The first two of the three tests Mosalam ran compared what would happen if the furniture was secured, then unsecured, during a 52-second, approximately 8.0 quake. During these two tests, the house was fit with additional diagonal bracing to ensure that it remained standing. The third test was run without the bracing, to study the effects of the quake on the house itself. To prevent the house from collapsing and damaging the shake table, it was secured with loose cables during the tests.

During the third test, "The structure did collapse," Mosalam said, "but the cables tightened and held it up." Viewers may not have understood what they were seeing at this point, however, because due to time constraints, this portion of the test was broadcast without any comment. 

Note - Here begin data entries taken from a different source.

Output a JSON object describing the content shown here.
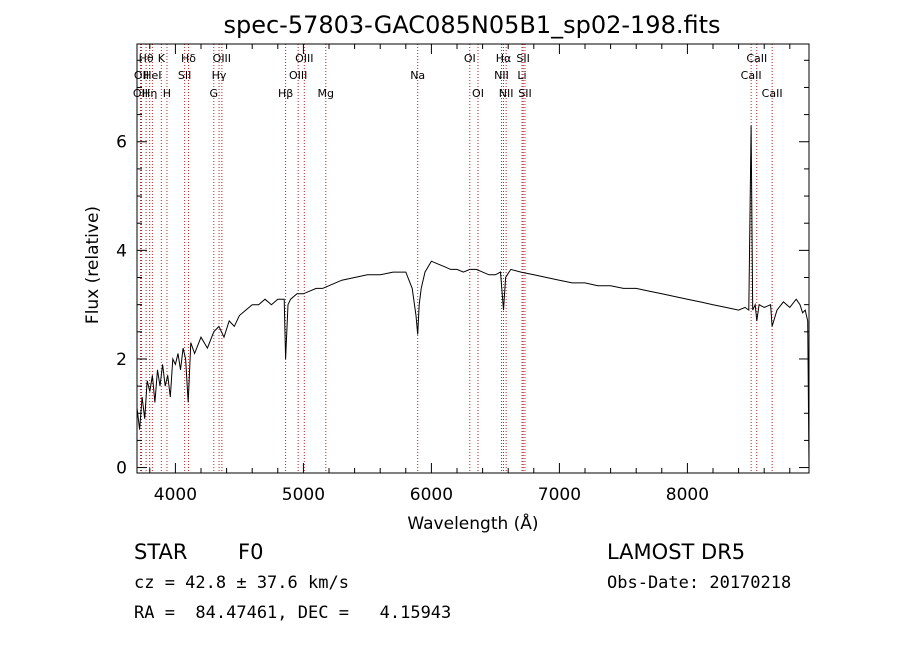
{
  "chart_data": {
    "type": "line",
    "title": "spec-57803-GAC085N05B1_sp02-198.fits",
    "xlabel": "Wavelength (Å)",
    "ylabel": "Flux (relative)",
    "xlim": [
      3700,
      8950
    ],
    "ylim": [
      -0.1,
      7.8
    ],
    "xticks": [
      4000,
      5000,
      6000,
      7000,
      8000
    ],
    "yticks": [
      0,
      2,
      4,
      6
    ],
    "grid": false,
    "series": [
      {
        "color": "#000000",
        "x": [
          3700,
          3720,
          3740,
          3760,
          3780,
          3800,
          3820,
          3840,
          3860,
          3880,
          3900,
          3920,
          3940,
          3960,
          3980,
          4000,
          4020,
          4040,
          4060,
          4080,
          4100,
          4120,
          4150,
          4200,
          4250,
          4300,
          4340,
          4380,
          4420,
          4460,
          4500,
          4550,
          4600,
          4650,
          4700,
          4750,
          4800,
          4850,
          4861,
          4880,
          4900,
          4950,
          5000,
          5050,
          5100,
          5150,
          5200,
          5250,
          5300,
          5400,
          5500,
          5600,
          5700,
          5800,
          5850,
          5880,
          5893,
          5905,
          5920,
          5950,
          6000,
          6050,
          6100,
          6150,
          6200,
          6250,
          6300,
          6350,
          6400,
          6450,
          6500,
          6540,
          6563,
          6580,
          6620,
          6700,
          6800,
          6900,
          7000,
          7100,
          7200,
          7300,
          7400,
          7500,
          7600,
          7700,
          7800,
          7900,
          8000,
          8100,
          8200,
          8300,
          8400,
          8450,
          8480,
          8498,
          8510,
          8530,
          8542,
          8560,
          8600,
          8650,
          8662,
          8700,
          8750,
          8800,
          8850,
          8880,
          8900,
          8920,
          8940,
          8950
        ],
        "y": [
          1.1,
          0.7,
          1.3,
          0.9,
          1.6,
          1.4,
          1.7,
          1.2,
          1.8,
          1.5,
          1.9,
          1.5,
          1.7,
          1.3,
          2.0,
          1.9,
          2.1,
          1.8,
          2.2,
          2.0,
          1.2,
          2.3,
          2.1,
          2.4,
          2.2,
          2.5,
          2.6,
          2.4,
          2.7,
          2.6,
          2.8,
          2.9,
          3.0,
          3.0,
          3.1,
          3.0,
          3.1,
          3.1,
          2.0,
          3.0,
          3.1,
          3.2,
          3.2,
          3.25,
          3.3,
          3.3,
          3.35,
          3.4,
          3.45,
          3.5,
          3.55,
          3.55,
          3.6,
          3.6,
          3.3,
          2.8,
          2.45,
          3.0,
          3.3,
          3.6,
          3.8,
          3.75,
          3.7,
          3.65,
          3.65,
          3.6,
          3.65,
          3.65,
          3.6,
          3.55,
          3.55,
          3.6,
          2.9,
          3.5,
          3.65,
          3.6,
          3.55,
          3.5,
          3.45,
          3.4,
          3.4,
          3.35,
          3.35,
          3.3,
          3.3,
          3.25,
          3.2,
          3.15,
          3.1,
          3.05,
          3.0,
          2.95,
          2.9,
          2.95,
          2.9,
          6.3,
          2.9,
          3.0,
          2.7,
          3.0,
          2.95,
          3.0,
          2.6,
          2.9,
          3.05,
          2.95,
          3.1,
          3.0,
          2.85,
          2.9,
          2.7,
          0.0
        ]
      }
    ],
    "lines": [
      {
        "wl": 3727,
        "row": 2,
        "label": "OII"
      },
      {
        "wl": 3735,
        "row": 1,
        "label": "OII"
      },
      {
        "wl": 3771,
        "row": 0,
        "label": "Hθ"
      },
      {
        "wl": 3799,
        "row": 2,
        "label": "Hη"
      },
      {
        "wl": 3820,
        "row": 1,
        "label": "HeI"
      },
      {
        "wl": 3890,
        "row": 0,
        "label": "K"
      },
      {
        "wl": 3934,
        "row": 2,
        "label": "H"
      },
      {
        "wl": 4072,
        "row": 1,
        "label": "SII"
      },
      {
        "wl": 4102,
        "row": 0,
        "label": "Hδ"
      },
      {
        "wl": 4300,
        "row": 2,
        "label": "G"
      },
      {
        "wl": 4341,
        "row": 1,
        "label": "Hγ"
      },
      {
        "wl": 4363,
        "row": 0,
        "label": "OIII"
      },
      {
        "wl": 4861,
        "row": 2,
        "label": "Hβ"
      },
      {
        "wl": 4959,
        "row": 1,
        "label": "OIII"
      },
      {
        "wl": 5007,
        "row": 0,
        "label": "OIII"
      },
      {
        "wl": 5175,
        "row": 2,
        "label": "Mg"
      },
      {
        "wl": 5893,
        "row": 1,
        "label": "Na"
      },
      {
        "wl": 6300,
        "row": 0,
        "label": "OI"
      },
      {
        "wl": 6364,
        "row": 2,
        "label": "OI"
      },
      {
        "wl": 6548,
        "row": 1,
        "label": "NII"
      },
      {
        "wl": 6563,
        "row": 0,
        "label": "Hα"
      },
      {
        "wl": 6584,
        "row": 2,
        "label": "NII"
      },
      {
        "wl": 6708,
        "row": 1,
        "label": "Li"
      },
      {
        "wl": 6717,
        "row": 0,
        "label": "SII"
      },
      {
        "wl": 6731,
        "row": 2,
        "label": "SII"
      },
      {
        "wl": 8498,
        "row": 1,
        "label": "CaII"
      },
      {
        "wl": 8542,
        "row": 0,
        "label": "CaII"
      },
      {
        "wl": 8662,
        "row": 2,
        "label": "CaII"
      }
    ]
  },
  "info": {
    "class": "STAR",
    "subclass": "F0",
    "survey": "LAMOST DR5",
    "cz": "cz = 42.8 ± 37.6 km/s",
    "obs_date": "Obs-Date: 20170218",
    "coords": "RA =  84.47461, DEC =   4.15943"
  },
  "colors": {
    "spectrum": "#000000",
    "line_marker": "#b22222",
    "axes": "#000000"
  }
}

Because the building's first story was a garage, it was open on one side. A "soft story" like this generally makes a structure more susceptible to earthquake damage, Mosalam said.  "The structure was very flexible," during the test, he explained. "At the end, it was like a box sitting on very weak legs, and the legs had moved laterally to significant deformation."

This was the portion of the test of greatest interest to San Francisco engineers. "They are looking at some very simple retrofit mechanisms that involve the use of garage doors," Mosalam said. "If we can make the garage doors work to strengthen the first story on houses like this, that would be great. We tried a couple of scenarios that were somewhat successful."

During the tests, more than 70 sensors affixed to the house were collecting data. Mosalam and his graduate students have already written several preliminary reports based on the results, but the research team will be putting in many more hours this summer before all the analyses are complete.